I've just looked online at your blue wrens—and I sure hope you get a photo. They are stunning.

Your frustration at getting the shot, how they show themselves when you're doing something and disappear when you have the camera in hand is part of the Worldwide Bird Behavior Agreement which all birds must follow whenever a photographer appears. Birds everywhere practice this prescribed rule of conduct.

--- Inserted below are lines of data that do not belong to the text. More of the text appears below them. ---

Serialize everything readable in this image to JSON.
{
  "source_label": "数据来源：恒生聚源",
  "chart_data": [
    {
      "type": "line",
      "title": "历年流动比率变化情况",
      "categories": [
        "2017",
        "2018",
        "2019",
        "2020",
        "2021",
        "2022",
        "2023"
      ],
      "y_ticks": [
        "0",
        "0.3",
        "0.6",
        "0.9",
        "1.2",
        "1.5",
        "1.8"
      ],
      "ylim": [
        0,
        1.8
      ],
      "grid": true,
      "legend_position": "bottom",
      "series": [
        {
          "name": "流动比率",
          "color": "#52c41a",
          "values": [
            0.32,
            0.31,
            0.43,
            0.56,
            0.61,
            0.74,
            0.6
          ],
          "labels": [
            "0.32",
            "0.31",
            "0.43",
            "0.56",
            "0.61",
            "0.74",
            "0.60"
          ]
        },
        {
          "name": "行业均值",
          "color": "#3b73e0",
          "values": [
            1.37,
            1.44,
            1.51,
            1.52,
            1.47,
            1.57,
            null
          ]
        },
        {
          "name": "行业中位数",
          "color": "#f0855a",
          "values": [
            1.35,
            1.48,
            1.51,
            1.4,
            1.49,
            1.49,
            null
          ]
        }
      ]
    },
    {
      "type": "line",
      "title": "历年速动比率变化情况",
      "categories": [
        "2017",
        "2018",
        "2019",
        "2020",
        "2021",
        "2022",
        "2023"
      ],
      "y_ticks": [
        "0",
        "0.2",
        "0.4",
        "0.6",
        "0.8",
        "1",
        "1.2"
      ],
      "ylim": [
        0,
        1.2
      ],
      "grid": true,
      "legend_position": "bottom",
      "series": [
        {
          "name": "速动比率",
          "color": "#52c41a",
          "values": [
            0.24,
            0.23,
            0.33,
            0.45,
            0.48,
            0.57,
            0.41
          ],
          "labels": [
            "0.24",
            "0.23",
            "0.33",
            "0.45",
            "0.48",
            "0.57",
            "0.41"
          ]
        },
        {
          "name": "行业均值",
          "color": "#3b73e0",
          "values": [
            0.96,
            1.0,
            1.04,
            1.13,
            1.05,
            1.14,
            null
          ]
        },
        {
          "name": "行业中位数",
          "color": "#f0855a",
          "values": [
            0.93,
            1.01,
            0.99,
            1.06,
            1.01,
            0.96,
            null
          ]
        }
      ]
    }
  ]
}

You can try disguising your camera as a garden spade or bag of fertilizer, but I rely on spastic confusion…whereby I sit in the rocker on the deck and place my camera, a book, a glass of tea, and a plate of cookies on a nearby table. Naturally, when everything has been so placed and is now out of my hands, the birds show themselves. So I grab, say, a glass of iced tea from the table, quickly put the glass back down and pick up a book, hold the book in one hand and grab the glass of tea again, set the book down and snatch up a cookie which I put in my mouth…I chew the cookie, sip from the tea, place the tea down, snatch another cookie, hold said cookie in my mouth and, if I'm feeling lucky, grab the camera and fire off a quick shot before the birds realize they've been tricked. It's a birdy version of the old shells-and-pea shuffle—and if the birds aren't paying too much attention, it occasionally works.

Of course, once the birds wise up, you have to make the whole business more complicated. Let me know when you need instructions.

Arija said...

Thanks for those great bird snaring tips, unfortunately I don'y have a rocker or a deck so I'll just have to rely on the bag of fertiliser!